Fortunately, if you are having PTSD sleep problems, you can do several things to cope. Understanding the relationship between PTSD and sleep, and what you can do to improve your sleep-related symptoms of PTSD, will help you manage living with this disorder.
Why Can’t I Fall Asleep?
If you have PTSD, you may find yourself lying awake in bed for hours on end, unable to sleep. Some reasons for this include:
- Biology: When your body is stressed, your brain is stimulated by neurochemicals such as epinephrine and adrenaline. These chemicals can also cause sleep disturbances.
- Drug and alcohol use: If you are using these substances, you may find it more difficult to fall asleep. Caffeine can alter your sleep patterns as well.
- Pain and medical issues: PTSD can cause chronic pain or digestive problems that keep you awake.
- Troublesome thoughts: Remembering your past trauma, or simply worrying about whether you’ll fall asleep, can make sleep elusive.
PTSD and Sleep: Why Do I Keep Waking Up at Night?

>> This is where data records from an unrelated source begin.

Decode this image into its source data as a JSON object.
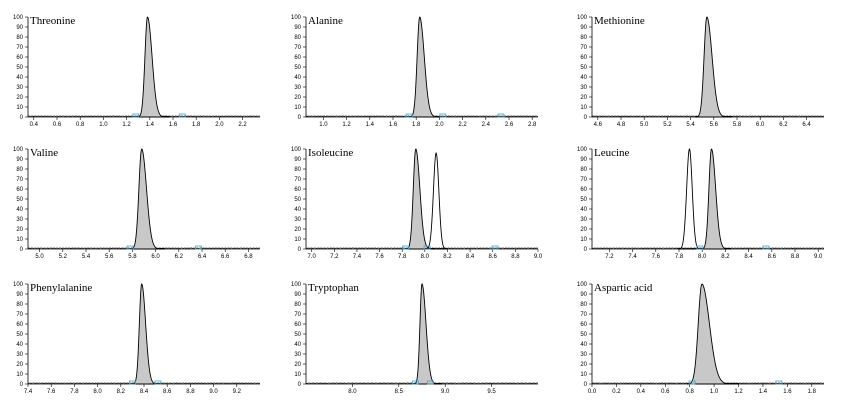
{
  "chart_data": [
    {
      "type": "line",
      "title": "Threonine",
      "yticks": [
        "0",
        "10",
        "20",
        "30",
        "40",
        "50",
        "60",
        "70",
        "80",
        "90",
        "100"
      ],
      "ylim": [
        0,
        100
      ],
      "xlim": [
        0.35,
        2.35
      ],
      "xticks": [
        "0.4",
        "0.6",
        "0.8",
        "1.0",
        "1.2",
        "1.4",
        "1.6",
        "1.8",
        "2.0",
        "2.2"
      ],
      "xtick_values": [
        0.4,
        0.6,
        0.8,
        1.0,
        1.2,
        1.4,
        1.6,
        1.8,
        2.0,
        2.2
      ],
      "peaks": [
        {
          "center": 1.38,
          "width": 0.022,
          "height": 100,
          "filled": true,
          "tail": 0.05
        }
      ],
      "markers": [
        1.28,
        1.68
      ]
    },
    {
      "type": "line",
      "title": "Alanine",
      "yticks": [
        "0",
        "10",
        "20",
        "30",
        "40",
        "50",
        "60",
        "70",
        "80",
        "90",
        "100"
      ],
      "ylim": [
        0,
        100
      ],
      "xlim": [
        0.85,
        2.85
      ],
      "xticks": [
        "1.0",
        "1.2",
        "1.4",
        "1.6",
        "1.8",
        "2.0",
        "2.2",
        "2.4",
        "2.6",
        "2.8"
      ],
      "xtick_values": [
        1.0,
        1.2,
        1.4,
        1.6,
        1.8,
        2.0,
        2.2,
        2.4,
        2.6,
        2.8
      ],
      "peaks": [
        {
          "center": 1.83,
          "width": 0.022,
          "height": 100,
          "filled": true,
          "tail": 0.05
        }
      ],
      "markers": [
        1.74,
        2.03,
        2.53
      ]
    },
    {
      "type": "line",
      "title": "Methionine",
      "yticks": [
        "0",
        "10",
        "20",
        "30",
        "40",
        "50",
        "60",
        "70",
        "80",
        "90",
        "100"
      ],
      "ylim": [
        0,
        100
      ],
      "xlim": [
        4.55,
        6.55
      ],
      "xticks": [
        "4.6",
        "4.8",
        "5.0",
        "5.2",
        "5.4",
        "5.6",
        "5.8",
        "6.0",
        "6.2",
        "6.4"
      ],
      "xtick_values": [
        4.6,
        4.8,
        5.0,
        5.2,
        5.4,
        5.6,
        5.8,
        6.0,
        6.2,
        6.4
      ],
      "peaks": [
        {
          "center": 5.54,
          "width": 0.024,
          "height": 100,
          "filled": true,
          "tail": 0.06
        }
      ],
      "markers": []
    },
    {
      "type": "line",
      "title": "Valine",
      "yticks": [
        "0",
        "10",
        "20",
        "30",
        "40",
        "50",
        "60",
        "70",
        "80",
        "90",
        "100"
      ],
      "ylim": [
        0,
        100
      ],
      "xlim": [
        4.9,
        6.9
      ],
      "xticks": [
        "5.0",
        "5.2",
        "5.4",
        "5.6",
        "5.8",
        "6.0",
        "6.2",
        "6.4",
        "6.6",
        "6.8"
      ],
      "xtick_values": [
        5.0,
        5.2,
        5.4,
        5.6,
        5.8,
        6.0,
        6.2,
        6.4,
        6.6,
        6.8
      ],
      "peaks": [
        {
          "center": 5.88,
          "width": 0.024,
          "height": 100,
          "filled": true,
          "tail": 0.05
        }
      ],
      "markers": [
        5.78,
        6.37
      ]
    },
    {
      "type": "line",
      "title": "Isoleucine",
      "yticks": [
        "0",
        "10",
        "20",
        "30",
        "40",
        "50",
        "60",
        "70",
        "80",
        "90",
        "100"
      ],
      "ylim": [
        0,
        100
      ],
      "xlim": [
        6.95,
        9.0
      ],
      "xticks": [
        "7.0",
        "7.2",
        "7.4",
        "7.6",
        "7.8",
        "8.0",
        "8.2",
        "8.4",
        "8.6",
        "8.8",
        "9.0"
      ],
      "xtick_values": [
        7.0,
        7.2,
        7.4,
        7.6,
        7.8,
        8.0,
        8.2,
        8.4,
        8.6,
        8.8,
        9.0
      ],
      "peaks": [
        {
          "center": 7.92,
          "width": 0.022,
          "height": 100,
          "filled": true,
          "tail": 0.04
        },
        {
          "center": 8.1,
          "width": 0.024,
          "height": 96,
          "filled": false,
          "tail": 0.0
        }
      ],
      "markers": [
        7.83,
        8.02,
        8.62
      ]
    },
    {
      "type": "line",
      "title": "Leucine",
      "yticks": [
        "0",
        "10",
        "20",
        "30",
        "40",
        "50",
        "60",
        "70",
        "80",
        "90",
        "100"
      ],
      "ylim": [
        0,
        100
      ],
      "xlim": [
        7.05,
        9.05
      ],
      "xticks": [
        "7.2",
        "7.4",
        "7.6",
        "7.8",
        "8.0",
        "8.2",
        "8.4",
        "8.6",
        "8.8",
        "9.0"
      ],
      "xtick_values": [
        7.2,
        7.4,
        7.6,
        7.8,
        8.0,
        8.2,
        8.4,
        8.6,
        8.8,
        9.0
      ],
      "peaks": [
        {
          "center": 8.08,
          "width": 0.022,
          "height": 100,
          "filled": true,
          "tail": 0.04
        },
        {
          "center": 7.89,
          "width": 0.024,
          "height": 100,
          "filled": false,
          "tail": 0.0
        }
      ],
      "markers": [
        7.98,
        8.55
      ]
    },
    {
      "type": "line",
      "title": "Phenylalanine",
      "yticks": [
        "0",
        "10",
        "20",
        "30",
        "40",
        "50",
        "60",
        "70",
        "80",
        "90",
        "100"
      ],
      "ylim": [
        0,
        100
      ],
      "xlim": [
        7.4,
        9.4
      ],
      "xticks": [
        "7.4",
        "7.6",
        "7.8",
        "8.0",
        "8.2",
        "8.4",
        "8.6",
        "8.8",
        "9.0",
        "9.2"
      ],
      "xtick_values": [
        7.4,
        7.6,
        7.8,
        8.0,
        8.2,
        8.4,
        8.6,
        8.8,
        9.0,
        9.2
      ],
      "peaks": [
        {
          "center": 8.38,
          "width": 0.02,
          "height": 100,
          "filled": true,
          "tail": 0.04
        }
      ],
      "markers": [
        8.3,
        8.52
      ]
    },
    {
      "type": "line",
      "title": "Tryptophan",
      "yticks": [
        "0",
        "10",
        "20",
        "30",
        "40",
        "50",
        "60",
        "70",
        "80",
        "90",
        "100"
      ],
      "ylim": [
        0,
        100
      ],
      "xlim": [
        7.5,
        10.0
      ],
      "xticks": [
        "8.0",
        "8.5",
        "9.0",
        "9.5"
      ],
      "xtick_values": [
        8.0,
        8.5,
        9.0,
        9.5
      ],
      "peaks": [
        {
          "center": 8.75,
          "width": 0.022,
          "height": 100,
          "filled": true,
          "tail": 0.06
        }
      ],
      "markers": [
        8.68,
        8.84
      ]
    },
    {
      "type": "line",
      "title": "Aspartic acid",
      "yticks": [
        "0",
        "10",
        "20",
        "30",
        "40",
        "50",
        "60",
        "70",
        "80",
        "90",
        "100"
      ],
      "ylim": [
        0,
        100
      ],
      "xlim": [
        0.0,
        1.9
      ],
      "xticks": [
        "0.0",
        "0.2",
        "0.4",
        "0.6",
        "0.8",
        "1.0",
        "1.2",
        "1.4",
        "1.6",
        "1.8"
      ],
      "xtick_values": [
        0.0,
        0.2,
        0.4,
        0.6,
        0.8,
        1.0,
        1.2,
        1.4,
        1.6,
        1.8
      ],
      "peaks": [
        {
          "center": 0.9,
          "width": 0.03,
          "height": 100,
          "filled": true,
          "tail": 0.09
        }
      ],
      "markers": [
        0.82,
        1.53
      ]
    }
  ],
  "colors": {
    "fill": "#c8c8c8",
    "line": "#000000",
    "marker": "#4a9fc8"
  }
}
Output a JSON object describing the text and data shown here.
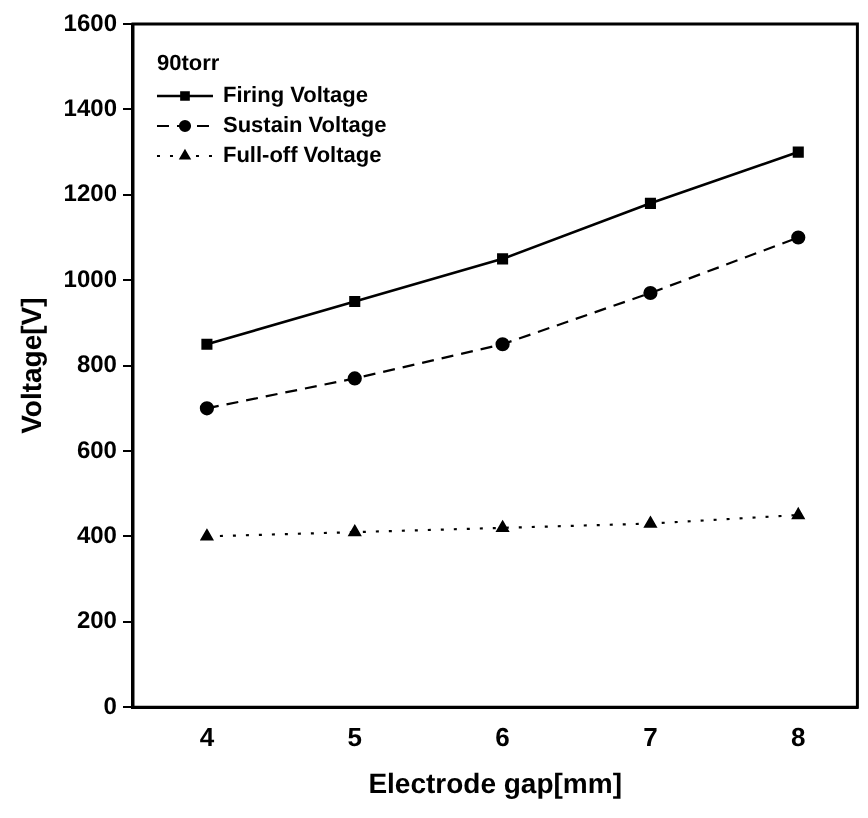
{
  "chart_data": {
    "type": "line",
    "xlabel": "Electrode gap[mm]",
    "ylabel": "Voltage[V]",
    "legend_title": "90torr",
    "legend": "top left",
    "grid": false,
    "x": [
      4,
      5,
      6,
      7,
      8
    ],
    "xlim": [
      3.5,
      8.4
    ],
    "xticks": [
      4,
      5,
      6,
      7,
      8
    ],
    "ylim": [
      0,
      1600
    ],
    "yticks": [
      0,
      200,
      400,
      600,
      800,
      1000,
      1200,
      1400,
      1600
    ],
    "series": [
      {
        "name": "Firing Voltage",
        "color": "#000000",
        "values": [
          850,
          950,
          1050,
          1180,
          1300
        ],
        "marker": "square",
        "line_style": "solid"
      },
      {
        "name": "Sustain Voltage",
        "color": "#000000",
        "values": [
          700,
          770,
          850,
          970,
          1100
        ],
        "marker": "circle",
        "line_style": "dashed"
      },
      {
        "name": "Full-off Voltage",
        "color": "#000000",
        "values": [
          400,
          410,
          420,
          430,
          450
        ],
        "marker": "triangle",
        "line_style": "dotted"
      }
    ]
  }
}
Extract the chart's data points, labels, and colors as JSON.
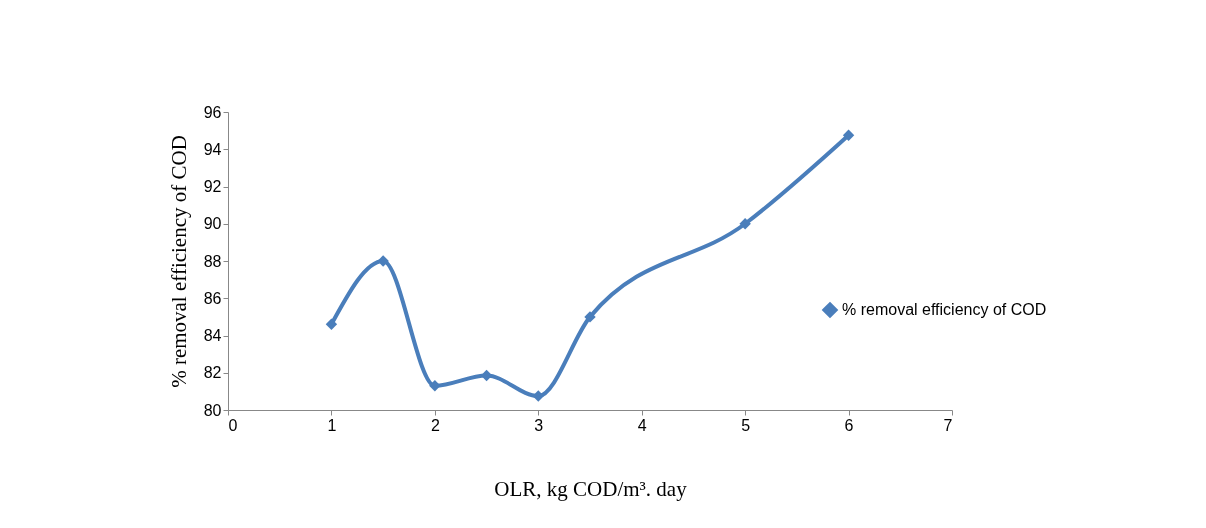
{
  "chart_data": {
    "type": "line",
    "xlabel": "OLR, kg COD/m³. day",
    "ylabel": "% removal efficiency of COD",
    "x": [
      1,
      1.5,
      2,
      2.5,
      3,
      3.5,
      5,
      6
    ],
    "series": [
      {
        "name": "% removal efficiency of COD",
        "color": "#4a7ebb",
        "values": [
          84.6,
          88.0,
          81.3,
          81.85,
          80.75,
          85.0,
          90.0,
          94.75
        ]
      }
    ],
    "xlim": [
      0,
      7
    ],
    "xticks": [
      0,
      1,
      2,
      3,
      4,
      5,
      6,
      7
    ],
    "ylim": [
      80,
      96
    ],
    "yticks": [
      80,
      82,
      84,
      86,
      88,
      90,
      92,
      94,
      96
    ],
    "grid": false,
    "legend": "right",
    "marker": "diamond",
    "line_style": "solid"
  }
}
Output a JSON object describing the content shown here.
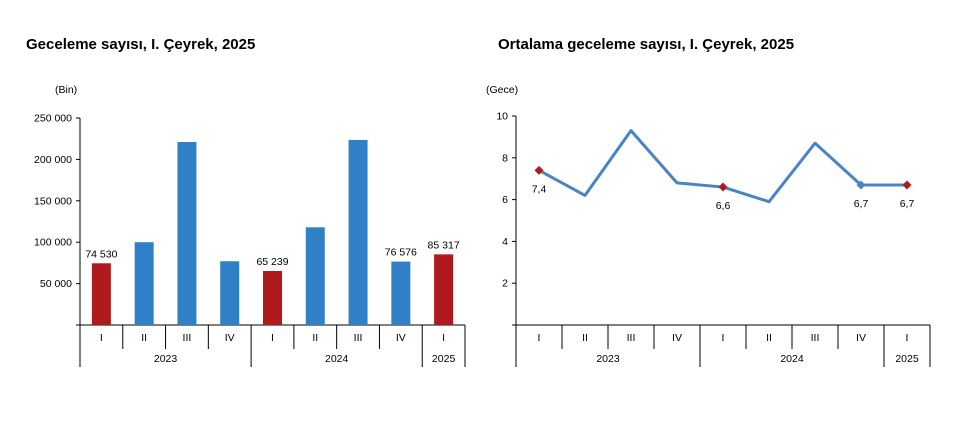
{
  "charts": {
    "left": {
      "title": "Geceleme sayısı, I. Çeyrek, 2025",
      "unit": "(Bin)"
    },
    "right": {
      "title": "Ortalama geceleme sayısı, I. Çeyrek, 2025",
      "unit": "(Gece)"
    }
  },
  "chart_data": [
    {
      "type": "bar",
      "title": "Geceleme sayısı, I. Çeyrek, 2025",
      "ylabel": "(Bin)",
      "ylim": [
        0,
        250000
      ],
      "yticks": [
        0,
        50000,
        100000,
        150000,
        200000,
        250000
      ],
      "ytick_labels": [
        "",
        "50 000",
        "100 000",
        "150 000",
        "200 000",
        "250 000"
      ],
      "categories": [
        "I",
        "II",
        "III",
        "IV",
        "I",
        "II",
        "III",
        "IV",
        "I"
      ],
      "groups": [
        {
          "label": "2023",
          "count": 4
        },
        {
          "label": "2024",
          "count": 4
        },
        {
          "label": "2025",
          "count": 1
        }
      ],
      "values": [
        74530,
        100000,
        221000,
        77000,
        65239,
        118000,
        223500,
        76576,
        85317
      ],
      "highlight": [
        true,
        false,
        false,
        false,
        true,
        false,
        false,
        false,
        true
      ],
      "data_labels": [
        "74 530",
        "",
        "",
        "",
        "65 239",
        "",
        "",
        "76 576",
        "85 317"
      ],
      "colors": {
        "default": "#2f80c6",
        "highlight": "#b01a1c"
      }
    },
    {
      "type": "line",
      "title": "Ortalama geceleme sayısı, I. Çeyrek, 2025",
      "ylabel": "(Gece)",
      "ylim": [
        0,
        10
      ],
      "yticks": [
        0,
        2,
        4,
        6,
        8,
        10
      ],
      "ytick_labels": [
        "",
        "2",
        "4",
        "6",
        "8",
        "10"
      ],
      "categories": [
        "I",
        "II",
        "III",
        "IV",
        "I",
        "II",
        "III",
        "IV",
        "I"
      ],
      "groups": [
        {
          "label": "2023",
          "count": 4
        },
        {
          "label": "2024",
          "count": 4
        },
        {
          "label": "2025",
          "count": 1
        }
      ],
      "values": [
        7.4,
        6.2,
        9.3,
        6.8,
        6.6,
        5.9,
        8.7,
        6.7,
        6.7
      ],
      "markers": [
        "red",
        "none",
        "none",
        "none",
        "red",
        "none",
        "none",
        "blue",
        "red"
      ],
      "data_labels": [
        "7,4",
        "",
        "",
        "",
        "6,6",
        "",
        "",
        "6,7",
        "6,7"
      ],
      "colors": {
        "line": "#4a84c4",
        "marker_red": "#b01a1c",
        "marker_blue": "#4a84c4"
      }
    }
  ]
}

Trouble staying asleep is a common PTSD symptom. Possible reasons for your broken sleep include:
- Anxiety or panic attacks: Anxiety attacks related to past trauma may wake you with feelings such as dizziness, disorientation, sweating and a racing heart.
- Checking for safety: If you’ve experienced severe trauma, you may feel constantly alert. This can cause you to wake up at the slightest sound and frequently check that you and your family are safe.
- Nightmares and PTSD night terrors: Disturbing dreams, or shaking or screaming in your sleep, can wake you suddenly and disrupt your sleep quality.
- Thrashing movements: If you have hyper-arousal, you may move your arms and legs wildly during upsetting dreams, causing you to wake up.
Getting a Better Night’s Sleep with PTSD
If you’re having trouble sleeping because of PTSD, your doctor may be able to help. He may recommend therapy, medication or a combination of the two.
In addition to seeing your doctor, you can improve your sleep by:
- Avoiding alcohol and drugs, as they can disrupt your body’s sleep processes.
- Establishing a bedtime routine, such as listening to soothing music or taking a warm shower or bath before bed.
- Getting lots of exercise during the day and avoiding naps. However, avoid exercising in the hours before bedtime.
- Going to bed at the same time every night, and getting up at the same time every morning.
- Limiting caffeine intake.
- Taking your TV and radio out of your bedroom, and keeping the room dark, quiet and cool. Soothing music or white noise might help to block out noises.
- Using your bedroom only for sleep and sex.
If you are still having PTSD sleep problems, try to imagine yourself in peaceful, beautiful settings and picture each detail. If you still find yourself awake, get out of bed and work at a quiet, boring activity until you begin to feel sleepy.